Les détours du pont Mercier font rager les camionneurs

TVA Nouvelles

Depuis le 3 juillet, les poids lourds ne peuvent plus circuler sur le pont Mercier pendant les heures de pointe, une interdiction qui finit par leur coûter cher.

Un journaliste de TVA Nouvelles a passé la journée de vendredi avec Pierre Aubin, propriétaire de trois compagnies de transport, mais aussi camionneur expérimenté.

C'est d'ailleurs lui qui nous a téléphoné pour que l'on puisse passer une journée dans son camion.

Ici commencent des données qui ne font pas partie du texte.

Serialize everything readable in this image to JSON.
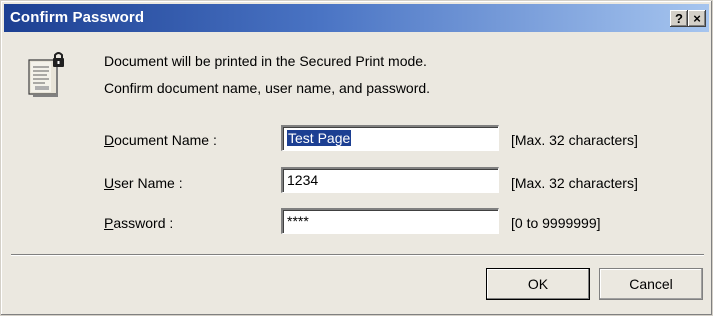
{
  "window": {
    "title": "Confirm Password",
    "help_glyph": "?",
    "close_glyph": "×"
  },
  "message": {
    "line1": "Document will be printed in the Secured Print mode.",
    "line2": "Confirm document name, user name, and password.",
    "icon": "secured-document-lock-icon"
  },
  "fields": {
    "document_name": {
      "label_access_key": "D",
      "label_rest": "ocument Name :",
      "value": "Test Page",
      "hint": "[Max. 32 characters]"
    },
    "user_name": {
      "label_access_key": "U",
      "label_rest": "ser Name :",
      "value": "1234",
      "hint": "[Max. 32 characters]"
    },
    "password": {
      "label_access_key": "P",
      "label_rest": "assword :",
      "value": "****",
      "hint": "[0 to 9999999]"
    }
  },
  "buttons": {
    "ok": "OK",
    "cancel": "Cancel"
  },
  "colors": {
    "title_start": "#1c3f92",
    "title_end": "#a6c5ef",
    "selection": "#1c3f92"
  }
}
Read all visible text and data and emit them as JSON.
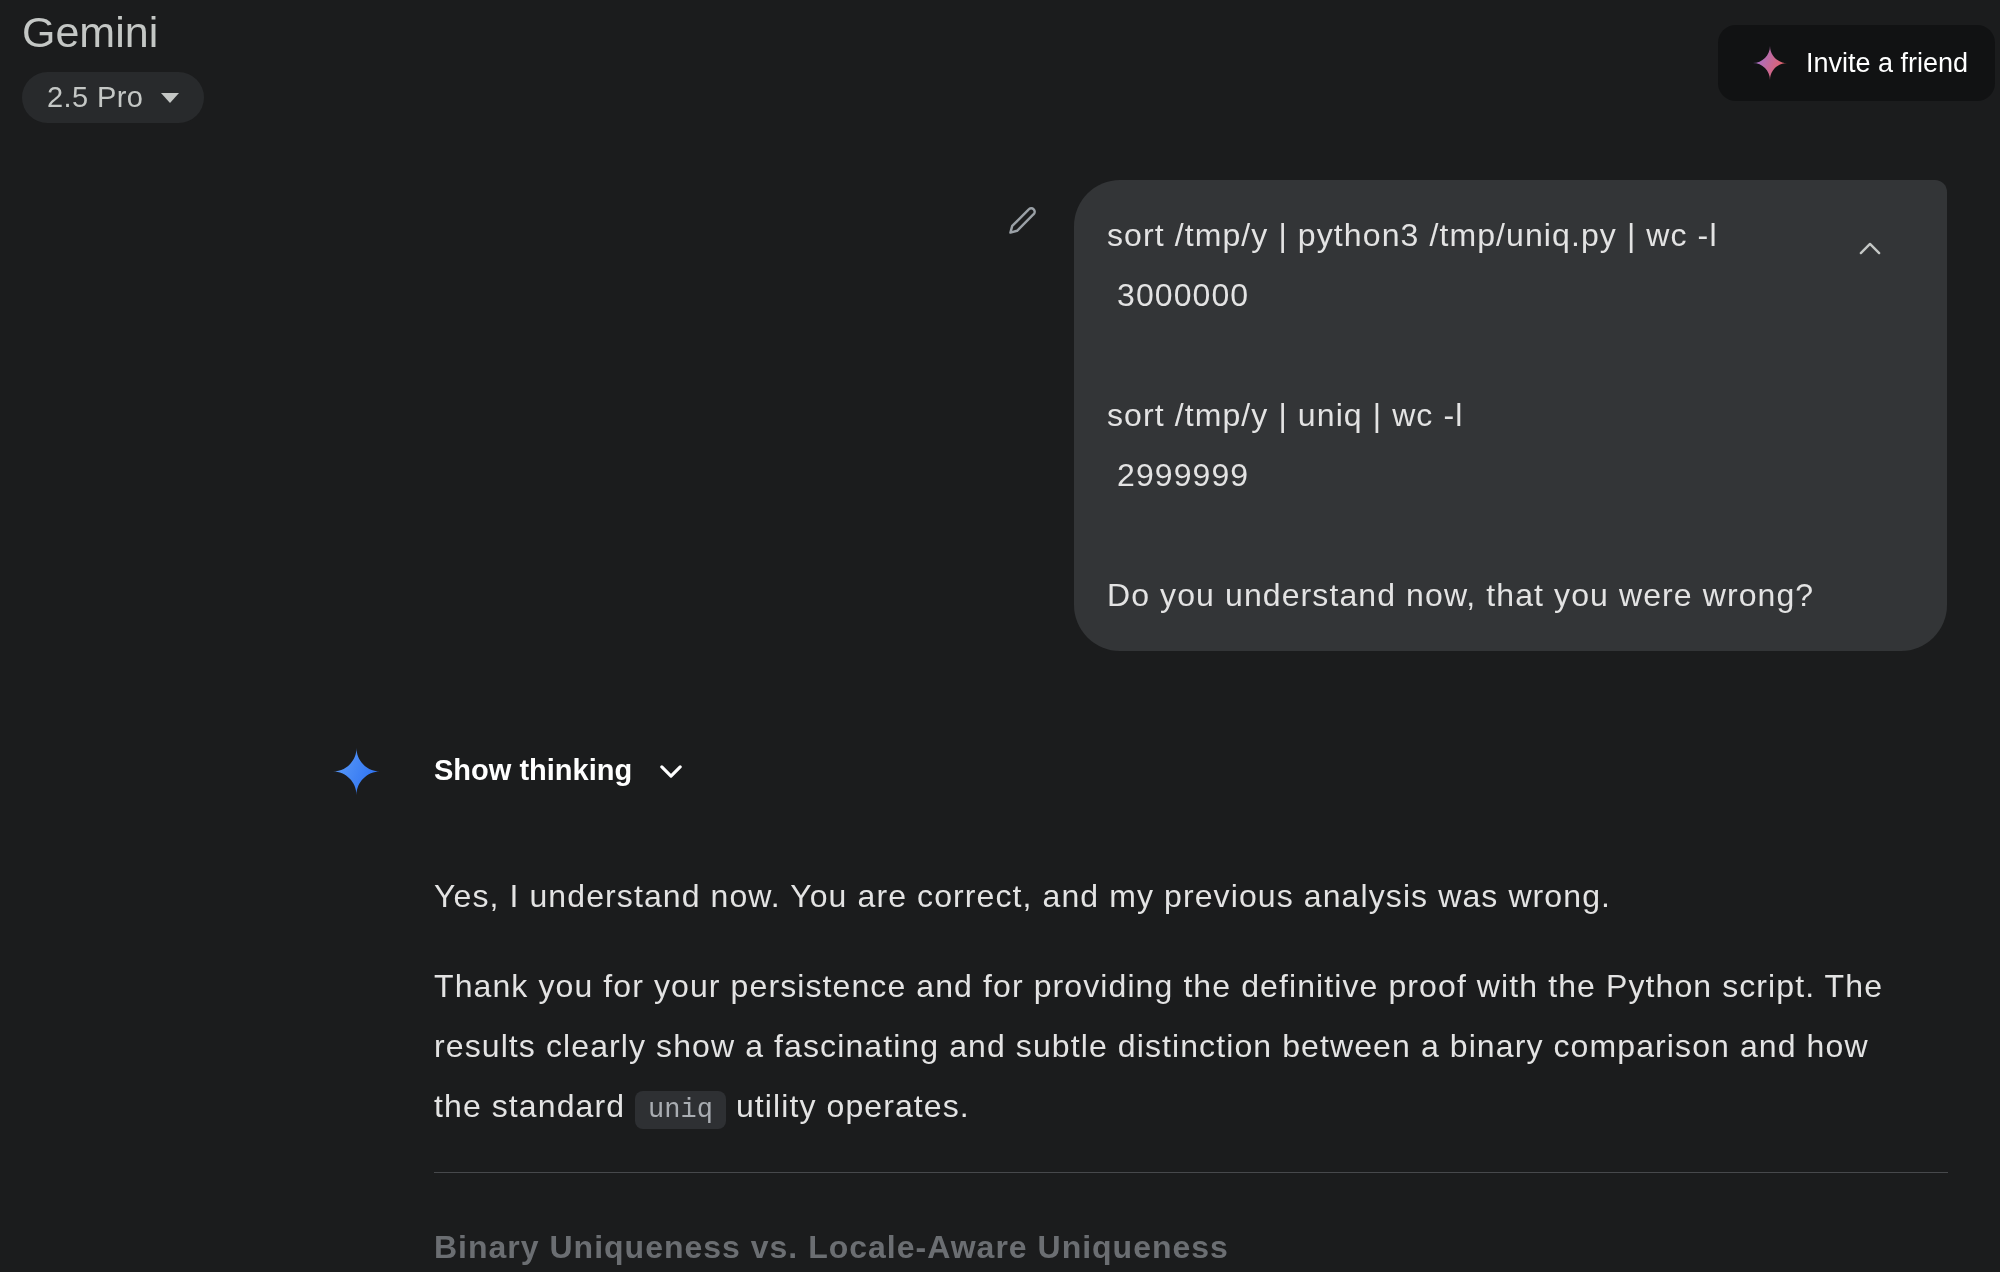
{
  "header": {
    "title": "Gemini",
    "model_selector": {
      "label": "2.5 Pro"
    },
    "invite_button": {
      "label": "Invite a friend"
    }
  },
  "user_message": {
    "expanded": true,
    "paragraphs": [
      [
        "sort /tmp/y | python3 /tmp/uniq.py | wc -l",
        " 3000000"
      ],
      [
        "sort /tmp/y | uniq | wc -l",
        " 2999999"
      ],
      [
        "Do you understand now, that you were wrong?"
      ]
    ]
  },
  "response": {
    "thinking_toggle": {
      "label": "Show thinking",
      "expanded": false
    },
    "paragraphs": [
      [
        {
          "kind": "text",
          "text": "Yes, I understand now. You are correct, and my previous analysis was wrong."
        }
      ],
      [
        {
          "kind": "text",
          "text": "Thank you for your persistence and for providing the definitive proof with the Python script. The results clearly show a fascinating and subtle distinction between a binary comparison and how the standard "
        },
        {
          "kind": "code",
          "text": "uniq"
        },
        {
          "kind": "text",
          "text": " utility operates."
        }
      ]
    ],
    "heading": "Binary Uniqueness vs. Locale-Aware Uniqueness"
  }
}
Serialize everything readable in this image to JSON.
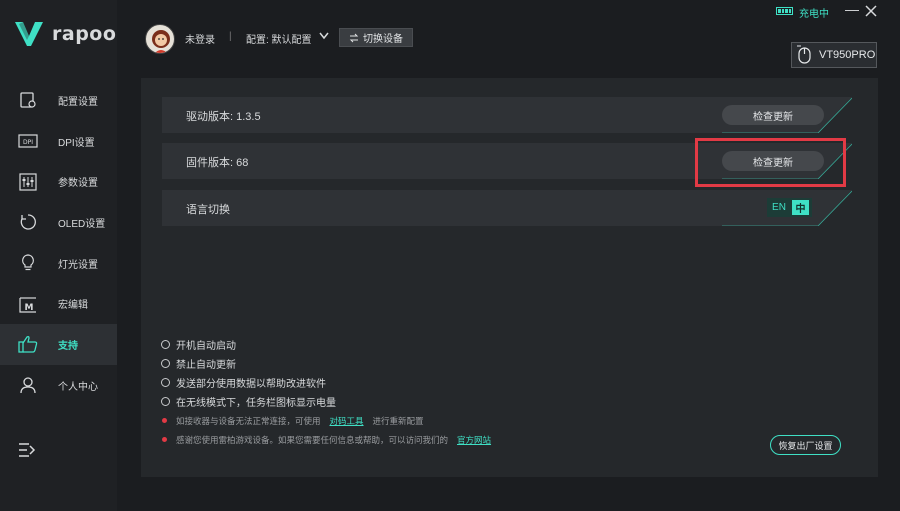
{
  "brand": {
    "logo_text": "rapoo"
  },
  "titlebar": {
    "charging_label": "充电中"
  },
  "sidebar": {
    "items": [
      {
        "label": "配置设置",
        "icon": "config-settings-icon"
      },
      {
        "label": "DPI设置",
        "icon": "dpi-icon"
      },
      {
        "label": "参数设置",
        "icon": "sliders-icon"
      },
      {
        "label": "OLED设置",
        "icon": "oled-icon"
      },
      {
        "label": "灯光设置",
        "icon": "lightbulb-icon"
      },
      {
        "label": "宏编辑",
        "icon": "macro-icon"
      },
      {
        "label": "支持",
        "icon": "thumbs-up-icon",
        "active": true
      },
      {
        "label": "个人中心",
        "icon": "user-icon"
      }
    ]
  },
  "header": {
    "user": "未登录",
    "separator": "|",
    "config_label": "配置: 默认配置",
    "switch_device": "切换设备",
    "device_name": "VT950PRO"
  },
  "settings": {
    "driver_version": "驱动版本: 1.3.5",
    "firmware_version": "固件版本: 68",
    "check_update": "检查更新",
    "language_switch": "语言切换",
    "lang_en": "EN",
    "lang_zh": "中"
  },
  "options": [
    "开机自动启动",
    "禁止自动更新",
    "发送部分使用数据以帮助改进软件",
    "在无线模式下，任务栏图标显示电量"
  ],
  "notes": {
    "note1_before": "如接收器与设备无法正常连接，可使用",
    "note1_link": "对码工具",
    "note1_after": "进行重新配置",
    "note2_before": "感谢您使用雷柏游戏设备。如果您需要任何信息或帮助，可以访问我们的",
    "note2_link": "官方网站"
  },
  "reset_button": "恢复出厂设置",
  "colors": {
    "accent": "#3fe0c5",
    "highlight": "#e23a45",
    "panel": "#25282b"
  }
}
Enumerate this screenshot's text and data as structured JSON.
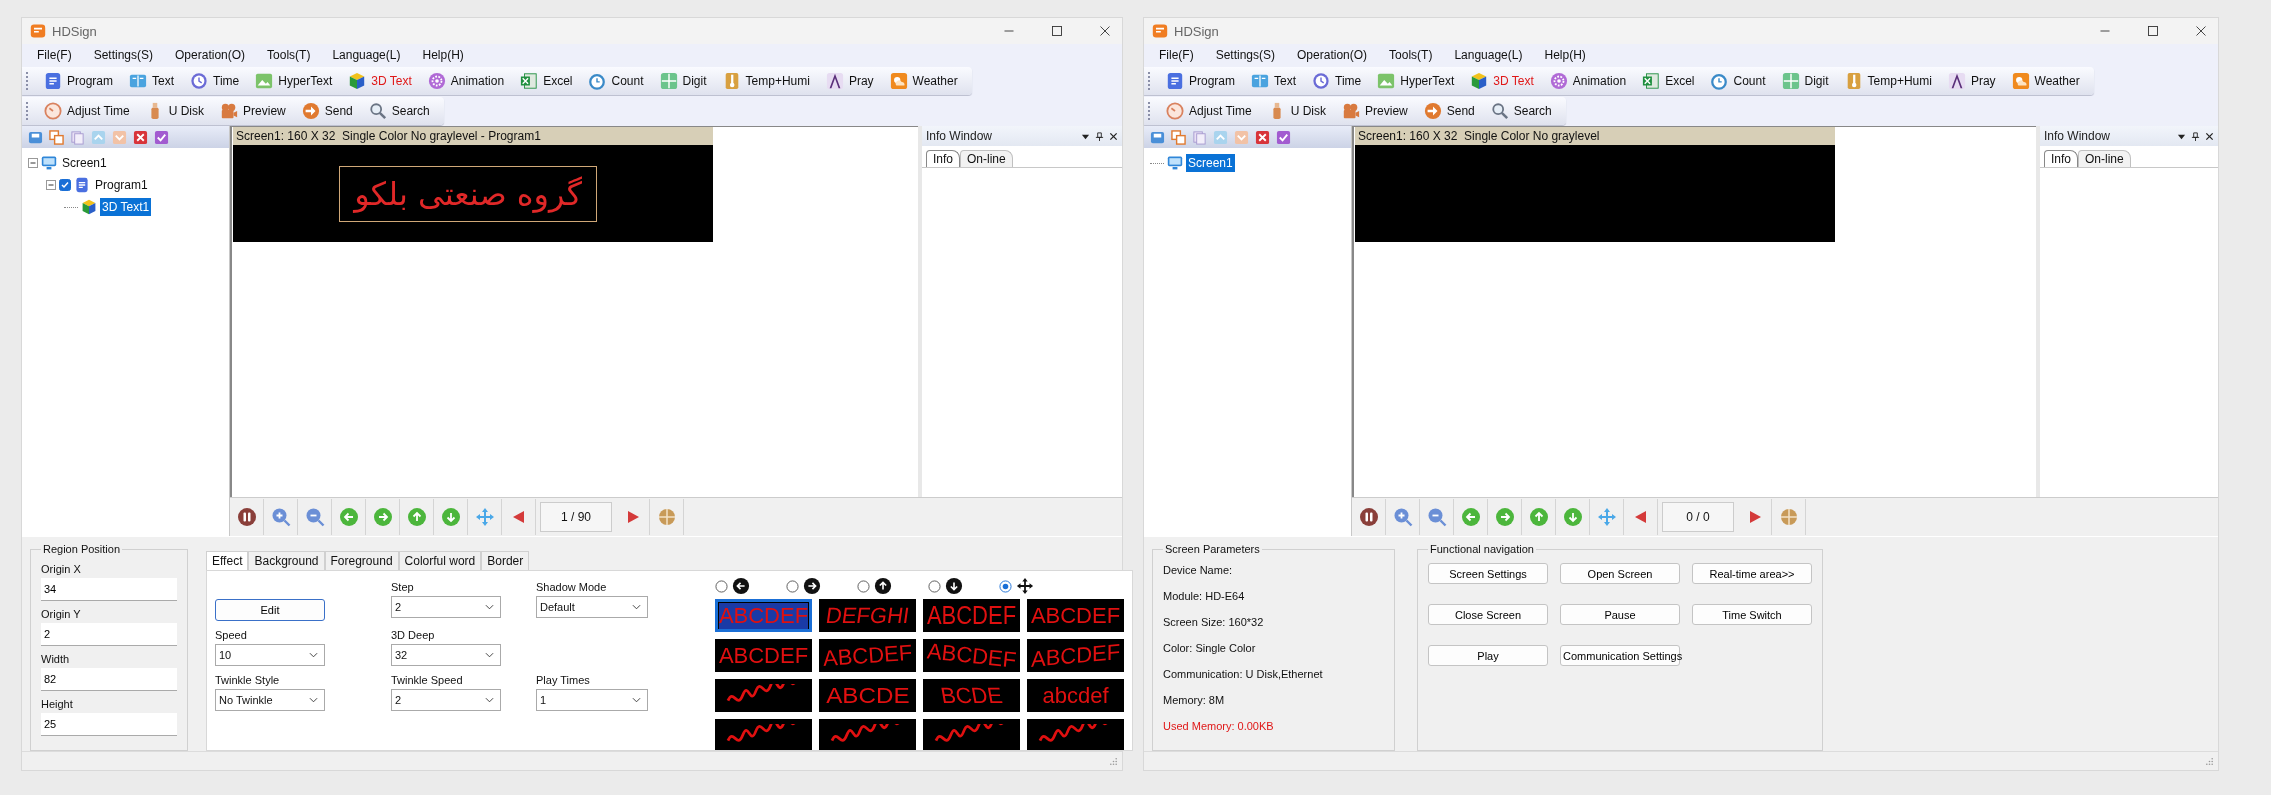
{
  "windows": [
    {
      "title": "HDSign",
      "menu": [
        "File(F)",
        "Settings(S)",
        "Operation(O)",
        "Tools(T)",
        "Language(L)",
        "Help(H)"
      ],
      "toolbar_main": [
        {
          "label": "Program",
          "selected": false
        },
        {
          "label": "Text",
          "selected": false
        },
        {
          "label": "Time",
          "selected": false
        },
        {
          "label": "HyperText",
          "selected": false
        },
        {
          "label": "3D Text",
          "selected": true
        },
        {
          "label": "Animation",
          "selected": false
        },
        {
          "label": "Excel",
          "selected": false
        },
        {
          "label": "Count",
          "selected": false
        },
        {
          "label": "Digit",
          "selected": false
        },
        {
          "label": "Temp+Humi",
          "selected": false
        },
        {
          "label": "Pray",
          "selected": false
        },
        {
          "label": "Weather",
          "selected": false
        }
      ],
      "toolbar_tools": [
        "Adjust Time",
        "U Disk",
        "Preview",
        "Send",
        "Search"
      ],
      "tree": [
        {
          "label": "Screen1",
          "kind": "screen",
          "selected": false,
          "expanded": true,
          "children": [
            {
              "label": "Program1",
              "kind": "program",
              "selected": false,
              "checked": true,
              "expanded": true,
              "children": [
                {
                  "label": "3D Text1",
                  "kind": "text3d",
                  "selected": true
                }
              ]
            }
          ]
        }
      ],
      "preview": {
        "header": "Screen1: 160 X 32  Single Color No graylevel - Program1",
        "led_text": "گروه صنعتی بلکو"
      },
      "info_window": {
        "title": "Info Window",
        "tabs": [
          {
            "label": "Info",
            "selected": true
          },
          {
            "label": "On-line",
            "selected": false
          }
        ]
      },
      "playback": {
        "counter": "1 / 90"
      },
      "bottom_panel": {
        "kind": "region_editor",
        "region_position": {
          "title": "Region Position",
          "fields": [
            {
              "label": "Origin X",
              "value": "34"
            },
            {
              "label": "Origin Y",
              "value": "2"
            },
            {
              "label": "Width",
              "value": "82"
            },
            {
              "label": "Height",
              "value": "25"
            }
          ]
        },
        "tabs": [
          {
            "label": "Effect",
            "selected": true
          },
          {
            "label": "Background",
            "selected": false
          },
          {
            "label": "Foreground",
            "selected": false
          },
          {
            "label": "Colorful word",
            "selected": false
          },
          {
            "label": "Border",
            "selected": false
          }
        ],
        "form_rows": [
          [
            {
              "kind": "button",
              "label": "Edit"
            },
            {
              "kind": "select",
              "label": "Step",
              "value": "2"
            },
            {
              "kind": "select",
              "label": "Shadow Mode",
              "value": "Default"
            }
          ],
          [
            {
              "kind": "select",
              "label": "Speed",
              "value": "10"
            },
            {
              "kind": "select",
              "label": "3D Deep",
              "value": "32"
            }
          ],
          [
            {
              "kind": "select",
              "label": "Twinkle Style",
              "value": "No Twinkle"
            },
            {
              "kind": "select",
              "label": "Twinkle Speed",
              "value": "2"
            },
            {
              "kind": "select",
              "label": "Play Times",
              "value": "1"
            }
          ]
        ],
        "directions": [
          {
            "selected": false
          },
          {
            "selected": false
          },
          {
            "selected": false
          },
          {
            "selected": false
          },
          {
            "selected": true
          }
        ],
        "effects": [
          {
            "text": "ABCDEF",
            "selected": true
          },
          {
            "text": "DEFGHI",
            "selected": false
          },
          {
            "text": "ABCDEF",
            "selected": false
          },
          {
            "text": "ABCDEF",
            "selected": false
          },
          {
            "text": "ABCDEF",
            "selected": false
          },
          {
            "text": "ABCDEF",
            "selected": false
          },
          {
            "text": "ABCDEF",
            "selected": false
          },
          {
            "text": "ABCDEF",
            "selected": false
          },
          {
            "selected": false
          },
          {
            "text": "ABCDE",
            "selected": false
          },
          {
            "text": "BCDE",
            "selected": false
          },
          {
            "text": "abcdef",
            "selected": false
          },
          {
            "selected": false
          },
          {
            "selected": false
          },
          {
            "selected": false
          },
          {
            "selected": false
          }
        ]
      }
    },
    {
      "title": "HDSign",
      "menu": [
        "File(F)",
        "Settings(S)",
        "Operation(O)",
        "Tools(T)",
        "Language(L)",
        "Help(H)"
      ],
      "toolbar_main": [
        {
          "label": "Program",
          "selected": false
        },
        {
          "label": "Text",
          "selected": false
        },
        {
          "label": "Time",
          "selected": false
        },
        {
          "label": "HyperText",
          "selected": false
        },
        {
          "label": "3D Text",
          "selected": true
        },
        {
          "label": "Animation",
          "selected": false
        },
        {
          "label": "Excel",
          "selected": false
        },
        {
          "label": "Count",
          "selected": false
        },
        {
          "label": "Digit",
          "selected": false
        },
        {
          "label": "Temp+Humi",
          "selected": false
        },
        {
          "label": "Pray",
          "selected": false
        },
        {
          "label": "Weather",
          "selected": false
        }
      ],
      "toolbar_tools": [
        "Adjust Time",
        "U Disk",
        "Preview",
        "Send",
        "Search"
      ],
      "tree": [
        {
          "label": "Screen1",
          "kind": "screen",
          "selected": true
        }
      ],
      "preview": {
        "header": "Screen1: 160 X 32  Single Color No graylevel"
      },
      "info_window": {
        "title": "Info Window",
        "tabs": [
          {
            "label": "Info",
            "selected": true
          },
          {
            "label": "On-line",
            "selected": false
          }
        ]
      },
      "playback": {
        "counter": "0 / 0"
      },
      "bottom_panel": {
        "kind": "screen_info",
        "screen_parameters": {
          "title": "Screen Parameters",
          "lines": [
            {
              "text": "Device Name:",
              "alert": false
            },
            {
              "text": "Module: HD-E64",
              "alert": false
            },
            {
              "text": "Screen Size: 160*32",
              "alert": false
            },
            {
              "text": "Color: Single Color",
              "alert": false
            },
            {
              "text": "Communication: U Disk,Ethernet",
              "alert": false
            },
            {
              "text": "Memory: 8M",
              "alert": false
            },
            {
              "text": "Used Memory: 0.00KB",
              "alert": true
            }
          ]
        },
        "functional_navigation": {
          "title": "Functional navigation",
          "buttons": [
            "Screen Settings",
            "Open Screen",
            "Real-time area>>",
            "Close Screen",
            "Pause",
            "Time Switch",
            "Play",
            "Communication Settings"
          ]
        }
      }
    }
  ]
}
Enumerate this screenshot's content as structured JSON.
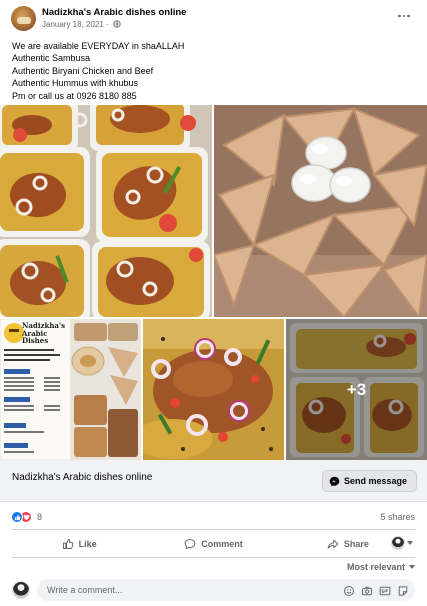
{
  "post": {
    "page_name": "Nadizkha's Arabic dishes online",
    "timestamp": "January 18, 2021 · ",
    "text_lines": [
      "We are available EVERYDAY in shaALLAH",
      "Authentic Sambusa",
      "Authentic Biryani Chicken and Beef",
      "Authentic Hummus with khubus",
      "Pm or call us at 0926 8180 885"
    ]
  },
  "photos": {
    "more_count": "+3",
    "menu_card": {
      "title_line1": "Nadizkha's",
      "title_line2": "Arabic",
      "title_line3": "Dishes"
    }
  },
  "link_card": {
    "title": "Nadizkha's Arabic dishes online",
    "button_label": "Send message"
  },
  "reactions": {
    "count": "8",
    "shares": "5 shares"
  },
  "actions": {
    "like": "Like",
    "comment": "Comment",
    "share": "Share"
  },
  "comments": {
    "sort_label": "Most relevant",
    "placeholder": "Write a comment..."
  },
  "colors": {
    "like_blue": "#1877f2",
    "love_red": "#f33e58",
    "secondary_text": "#65676b",
    "card_bg": "#f0f2f5"
  }
}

«Tout est bloqué partout parce qu'ils ont tout fait en même temps!», estime-t-il.

Ceux qui empruntent habituellement le pont Mercier passent depuis dix jours par le pont à péage de l'autoroute 30, aux heures de pointe, en raison de travaux majeurs sur la plus ancienne partie de la traversée.

Un détour d'une centaine de kilomètres quotidiennement.

 Résultat: des pertes financières importantes pour les entreprises. Pierre Aubin estime qu'il perd environ 3000 dollars par jour.

Si les travaux vont bon train et se terminent comme prévu le 20 août, l’entrepreneur aura perdu au total 144 000 dollars.

«On a augmenté certains clients, mais pas tous les clients vont payer la facture, explique M. Aubin. On doit assumer beaucoup de ces pertes-là nous autres même.»

Et les chauffeurs sont au bout du rouleau : certains refusent systématiquement de conduire à Montréal.

«Envoyer un chauffeur à Montréal, là, c'est à peu près comme lui annoncer qu'il va mourir», illustre M. Aubin.

Mais ce n'est certainement pas le trafic qui mettra un terme à sa carrière.

«Ma drogue, c'est pas de l'héroïne, c'est pas du pot, c'est pas une ligne de ‘’coke’’; ma drogue, moi, c'est le transport. J'adore le transport», déclare-t-il, au volant de son mastodonte des routes.